The finding of less hospitalizations, emergency room and outpatient visits contrasting with the increased dispensation of a number of drugs classes and diagnostic tests might derive from various causes including logistic factors, health management habits by family doctors and self-medication. Another potential cause is a rebound effect after the strict lockdown and subsequent containment measures. However, a rebound effect was not actually recorded in the region, that in general witnessed a continuing low dispensation of all resources related to healthcare. In addition, the increase of drug and diagnostic test dispensation was not uniform as it would be expected in the frame of a rebound effect, but preferentially confined to drugs and tests related to organs and body systems such as the heart, lung, blood and the central nervous system, that are frequently involved in the post-infection sequelae. The important growth of CT scan and spirometry dispensation is perhaps due to the persistence over time of respiratory discomfort and other subjective symptoms, as well as to monitoring the risk of fibrotic lung evolution. The increase of blood and coagulation drugs and diagnostic tests may be linked to the post-recovery persistence of the abnormalities recorded during the acute infection, but also to the reluctant deprescribing by family doctors.

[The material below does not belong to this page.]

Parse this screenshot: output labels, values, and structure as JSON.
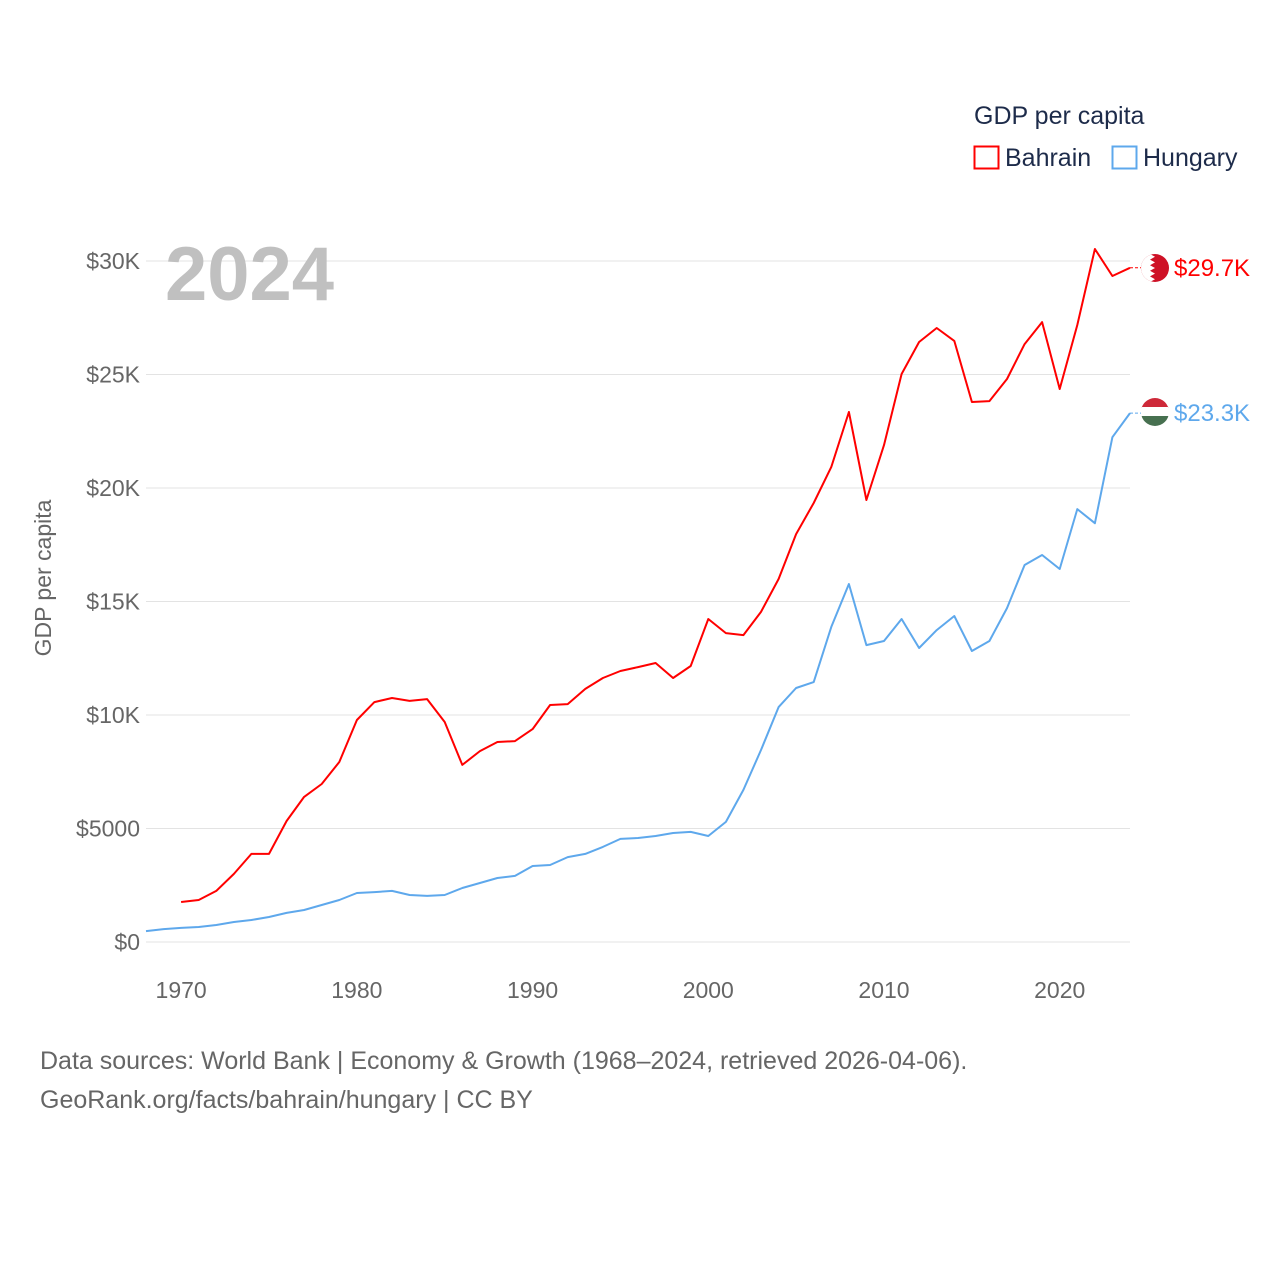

This study has the limitations of those based upon administrative databases, because data could not be audited and a number of details are not available from the database. For instance, we have no direct information on the main signs and symptoms in the post-recovery period, so that for instance the persistence of respiratory discomfort explains only hypothetically the important increase in the use of chest CT scans and spirometry. On the other hand, administrative data indeed offer an opportunity to monitor the access to pivotal health care resources of large populations, that in this study are represented by an important and densely populated European region. The epidemiology of the second and third wave were quite similar in different European regions and Lombardy mirrors this pattern [22, 23]. Other strengths of this study are the large number of cases, the real-life approach and particularly that infected cases were their own comparator owing to the availability of the corresponding data in the year before the onset of the pandemic.
In conclusion this report, describing the post- infection healthcare burden of 585.198 cases who recovered from the second and third infection waves, indicates that during the periods considered the post-COVID burden was much smaller than following the early post-recovery period after the first wave due to the original Wuhan SARS-CoV-2 lineage.